Aiello del Sabato, 2 cani uccisi in una settimana: la denuncia di SOS Natura

17 Maggio 2020

Sembra che l’emergenza sanitaria causata dal Covid-19 non abbia portato maggior rispetto per gli altri esseri viventi. Lo dichiara APS SOS Natura, l’associazione di volontari dediti alla protezione di tutti gli animali che denuncia le recenti uccisioni di due cani avvenute ad Aiello del Sabato.

“Un territorio che, purtroppo, come gran parte dell’Irpinia non è nuovo a casi di maltrattamento animali e dove sono avvenuti anche avvelenamenti. Nella fattispecie sabato 9 maggio veniva rinvenuta la prima carcassa di un cane nero, presumibilmente ucciso, racchiuso in un sacco di mangime per animali da allevamento; dopo una settimana esatta, ovvero sabato 16 veniva investita ed uccisa una cagnolina beige nei pressi del cimitero. In quest’ultimo caso, sul posto è intervenuta Bianca Ranauro, volontaria di SOS Natura che subito ha richiesto l’intervento dei servizi veterinari ASL, tramite il numero verde del pronto soccorso regionale: 800.178.400”.

“I carabinieri, i veterinari e gli operatori dell’ASL sopraggiunti non hanno potuto che constatare la morte degli animali; quindi le carcasse sono state rimosse ed ora sono in corso le varie indagini”.

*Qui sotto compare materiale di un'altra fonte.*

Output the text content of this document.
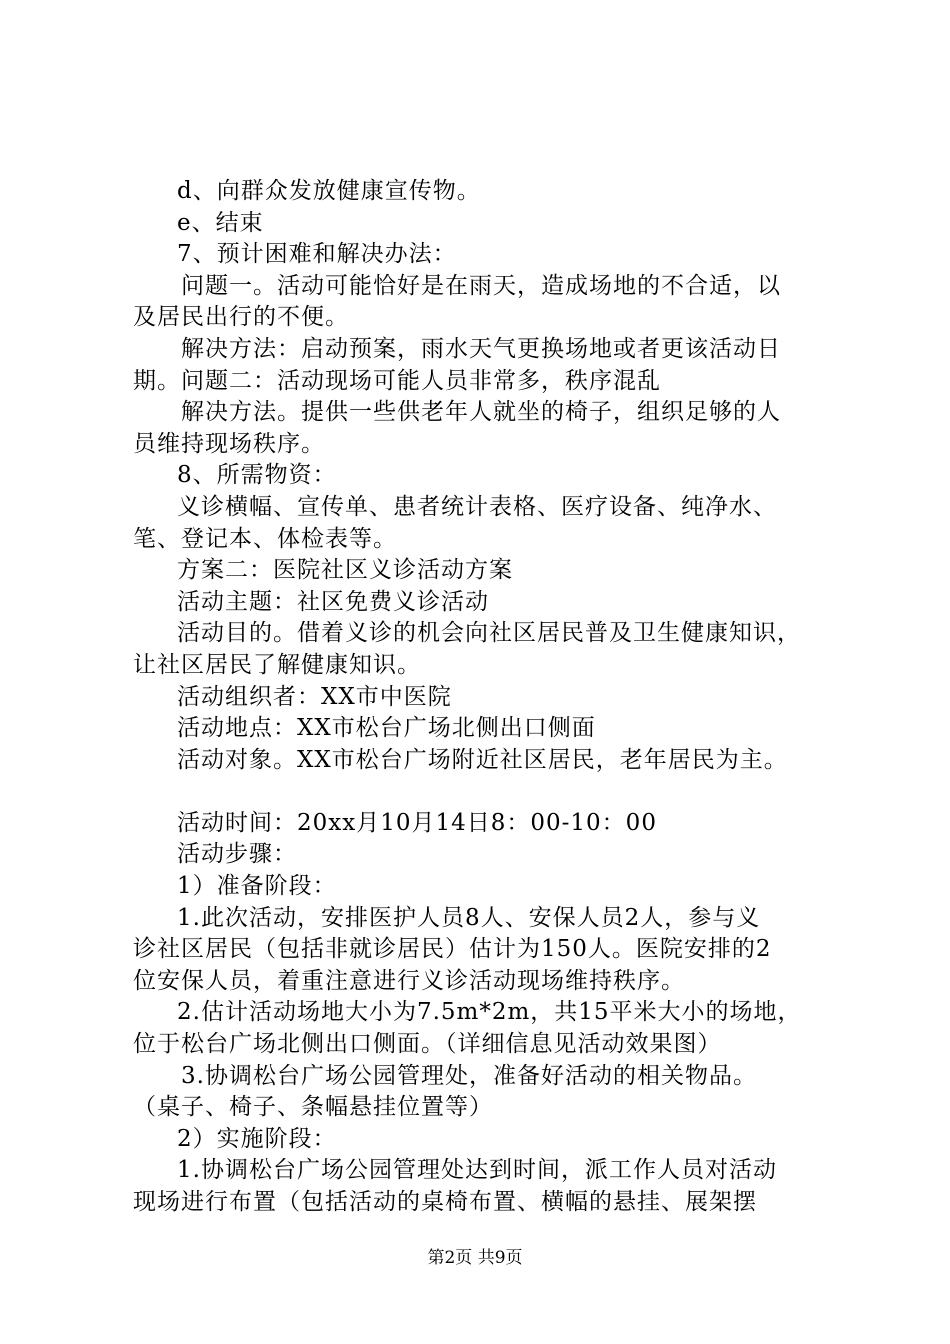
d、向群众发放健康宣传物。

e、结束

7、预计困难和解决办法：

问题一。活动可能恰好是在雨天，造成场地的不合适，以

及居民出行的不便。

解决方法：启动预案，雨水天气更换场地或者更该活动日

期。问题二：活动现场可能人员非常多，秩序混乱

解决方法。提供一些供老年人就坐的椅子，组织足够的人

员维持现场秩序。

8、所需物资：

义诊横幅、宣传单、患者统计表格、医疗设备、纯净水、

笔、登记本、体检表等。

方案二：医院社区义诊活动方案

活动主题：社区免费义诊活动

活动目的。借着义诊的机会向社区居民普及卫生健康知识，

让社区居民了解健康知识。

活动组织者：XX市中医院

活动地点：XX市松台广场北侧出口侧面

活动对象。XX市松台广场附近社区居民，老年居民为主。

活动时间：20xx月10月14日8：00-10：00

活动步骤：

1）准备阶段：

1.此次活动，安排医护人员8人、安保人员2人，参与义

诊社区居民（包括非就诊居民）估计为150人。医院安排的2

位安保人员，着重注意进行义诊活动现场维持秩序。

2.估计活动场地大小为7.5m*2m，共15平米大小的场地，

位于松台广场北侧出口侧面。（详细信息见活动效果图）

3.协调松台广场公园管理处，准备好活动的相关物品。

（桌子、椅子、条幅悬挂位置等）

2）实施阶段：

1.协调松台广场公园管理处达到时间，派工作人员对活动

现场进行布置（包括活动的桌椅布置、横幅的悬挂、展架摆

第2页 共9页
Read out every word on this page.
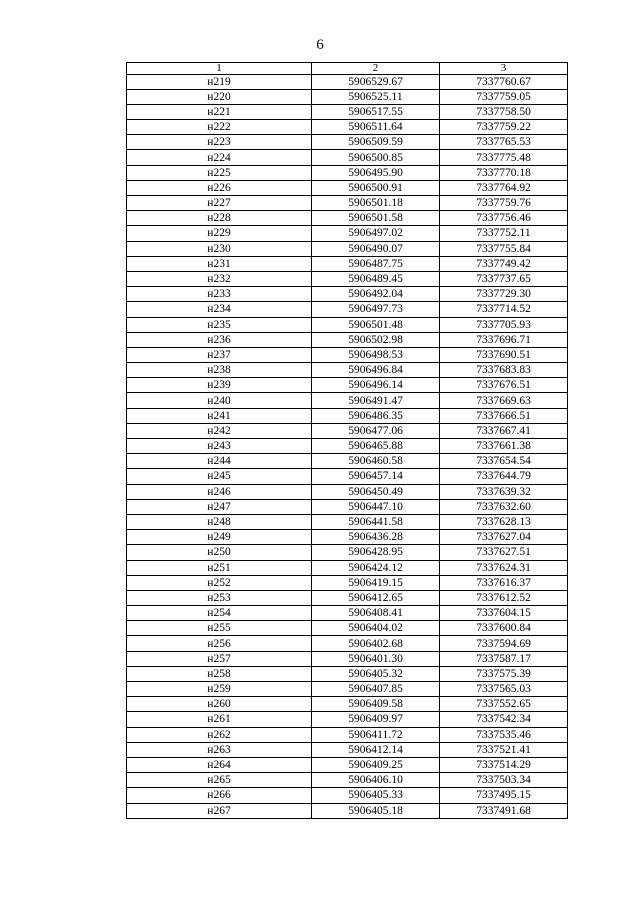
6
1	2	3
н219	5906529.67	7337760.67
н220	5906525.11	7337759.05
н221	5906517.55	7337758.50
н222	5906511.64	7337759.22
н223	5906509.59	7337765.53
н224	5906500.85	7337775.48
н225	5906495.90	7337770.18
н226	5906500.91	7337764.92
н227	5906501.18	7337759.76
н228	5906501.58	7337756.46
н229	5906497.02	7337752.11
н230	5906490.07	7337755.84
н231	5906487.75	7337749.42
н232	5906489.45	7337737.65
н233	5906492.04	7337729.30
н234	5906497.73	7337714.52
н235	5906501.48	7337705.93
н236	5906502.98	7337696.71
н237	5906498.53	7337690.51
н238	5906496.84	7337683.83
н239	5906496.14	7337676.51
н240	5906491.47	7337669.63
н241	5906486.35	7337666.51
н242	5906477.06	7337667.41
н243	5906465.88	7337661.38
н244	5906460.58	7337654.54
н245	5906457.14	7337644.79
н246	5906450.49	7337639.32
н247	5906447.10	7337632.60
н248	5906441.58	7337628.13
н249	5906436.28	7337627.04
н250	5906428.95	7337627.51
н251	5906424.12	7337624.31
н252	5906419.15	7337616.37
н253	5906412.65	7337612.52
н254	5906408.41	7337604.15
н255	5906404.02	7337600.84
н256	5906402.68	7337594.69
н257	5906401.30	7337587.17
н258	5906405.32	7337575.39
н259	5906407.85	7337565.03
н260	5906409.58	7337552.65
н261	5906409.97	7337542.34
н262	5906411.72	7337535.46
н263	5906412.14	7337521.41
н264	5906409.25	7337514.29
н265	5906406.10	7337503.34
н266	5906405.33	7337495.15
н267	5906405.18	7337491.68
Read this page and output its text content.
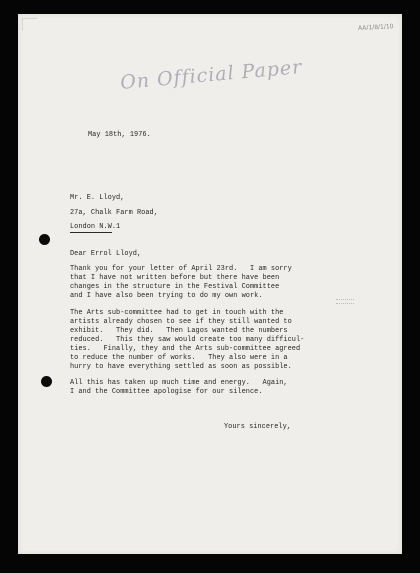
AA/1/8/1/10
On Official Paper
May 18th, 1976.
Mr. E. Lloyd,
27a, Chalk Farm Road,
London N.W.1
Dear Errol Lloyd,
Thank you for your letter of April 23rd.   I am sorry
that I have not written before but there have been
changes in the structure in the Festival Committee
and I have also been trying to do my own work.
The Arts sub-committee had to get in touch with the
artists already chosen to see if they still wanted to
exhibit.   They did.   Then Lagos wanted the numbers
reduced.   This they saw would create too many difficul-
ties.   Finally, they and the Arts sub-committee agreed
to reduce the number of works.   They also were in a
hurry to have everything settled as soon as possible.
All this has taken up much time and energy.   Again,
I and the Committee apologise for our silence.
Yours sincerely,
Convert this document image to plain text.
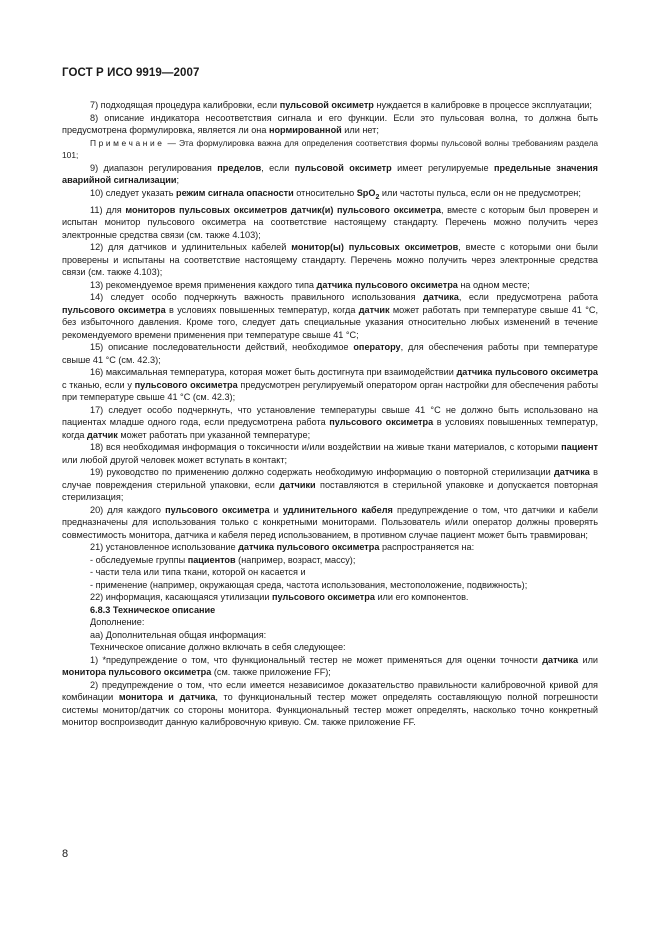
ГОСТ Р ИСО 9919—2007

7) подходящая процедура калибровки, если пульсовой оксиметр нуждается в калибровке в процессе эксплуатации;

8) описание индикатора несоответствия сигнала и его функции. Если это пульсовая волна, то должна быть предусмотрена формулировка, является ли она нормированной или нет;

Примечание — Эта формулировка важна для определения соответствия формы пульсовой волны требованиям раздела 101;

9) диапазон регулирования пределов, если пульсовой оксиметр имеет регулируемые предельные значения аварийной сигнализации;

10) следует указать режим сигнала опасности относительно SpO$_2$ или частоты пульса, если он не предусмотрен;

11) для мониторов пульсовых оксиметров датчик(и) пульсового оксиметра, вместе с которым был проверен и испытан монитор пульсового оксиметра на соответствие настоящему стандарту. Перечень можно получить через электронные средства связи (см. также 4.103);

12) для датчиков и удлинительных кабелей монитор(ы) пульсовых оксиметров, вместе с которыми они были проверены и испытаны на соответствие настоящему стандарту. Перечень можно получить через электронные средства связи (см. также 4.103);

13) рекомендуемое время применения каждого типа датчика пульсового оксиметра на одном месте;

14) следует особо подчеркнуть важность правильного использования датчика, если предусмотрена работа пульсового оксиметра в условиях повышенных температур, когда датчик может работать при температуре свыше 41 °С, без избыточного давления. Кроме того, следует дать специальные указания относительно любых изменений в течение рекомендуемого времени применения при температуре свыше 41 °С;

15) описание последовательности действий, необходимое оператору, для обеспечения работы при температуре свыше 41 °С (см. 42.3);

16) максимальная температура, которая может быть достигнута при взаимодействии датчика пульсового оксиметра с тканью, если у пульсового оксиметра предусмотрен регулируемый оператором орган настройки для обеспечения работы при температуре свыше 41 °С (см. 42.3);

17) следует особо подчеркнуть, что установление температуры свыше 41 °С не должно быть использовано на пациентах младше одного года, если предусмотрена работа пульсового оксиметра в условиях повышенных температур, когда датчик может работать при указанной температуре;

18) вся необходимая информация о токсичности и/или воздействии на живые ткани материалов, с которыми пациент или любой другой человек может вступать в контакт;

19) руководство по применению должно содержать необходимую информацию о повторной стерилизации датчика в случае повреждения стерильной упаковки, если датчики поставляются в стерильной упаковке и допускается повторная стерилизация;

20) для каждого пульсового оксиметра и удлинительного кабеля предупреждение о том, что датчики и кабели предназначены для использования только с конкретными мониторами. Пользователь и/или оператор должны проверять совместимость монитора, датчика и кабеля перед использованием, в противном случае пациент может быть травмирован;

21) установленное использование датчика пульсового оксиметра распространяется на:

- обследуемые группы пациентов (например, возраст, массу);

- части тела или типа ткани, которой он касается и

- применение (например, окружающая среда, частота использования, местоположение, подвижность);

22) информация, касающаяся утилизации пульсового оксиметра или его компонентов.

6.8.3 Техническое описание

Дополнение:

аа) Дополнительная общая информация:

Техническое описание должно включать в себя следующее:

1) *предупреждение о том, что функциональный тестер не может применяться для оценки точности датчика или монитора пульсового оксиметра (см. также приложение FF);

2) предупреждение о том, что если имеется независимое доказательство правильности калибровочной кривой для комбинации монитора и датчика, то функциональный тестер может определять составляющую полной погрешности системы монитор/датчик со стороны монитора. Функциональный тестер может определять, насколько точно конкретный монитор воспроизводит данную калибровочную кривую. См. также приложение FF.

8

Il presidente di SOS Natura, Eduardo Quarta commenta così l’accaduto: “L’assenza di microchip identificativo nei cani uccisi, ma soprattutto l’assenza di strumenti per il controllo del territorio renderà difficoltosa – se non impossibile – l’identificazione dei responsabili. Ci auguriamo di riscontrare maggior interesse da parte degli enti territoriali, con i quali speriamo e chiediamo di collaborare, al fine di scongiurare il verificarsi di ulteriori reati. Inoltre confidiamo che l’Amministrazione Comunale tenga fede alla promessa di impiantare sistemi di videosorveglianza per prevenire altri casi analoghi. Da parte nostra offriamo massima collaborazione alle Istituzioni, alle Forze dell’ordine ed ai Servizi Veterinari al fine di individuare e punire i colpevoli di queste scellerate uccisioni di animali. Non dimentichiamo mai, come diceva il poeta latino Ovidio che “la crudeltà verso gli animali insegna la crudeltà verso gli uomini”.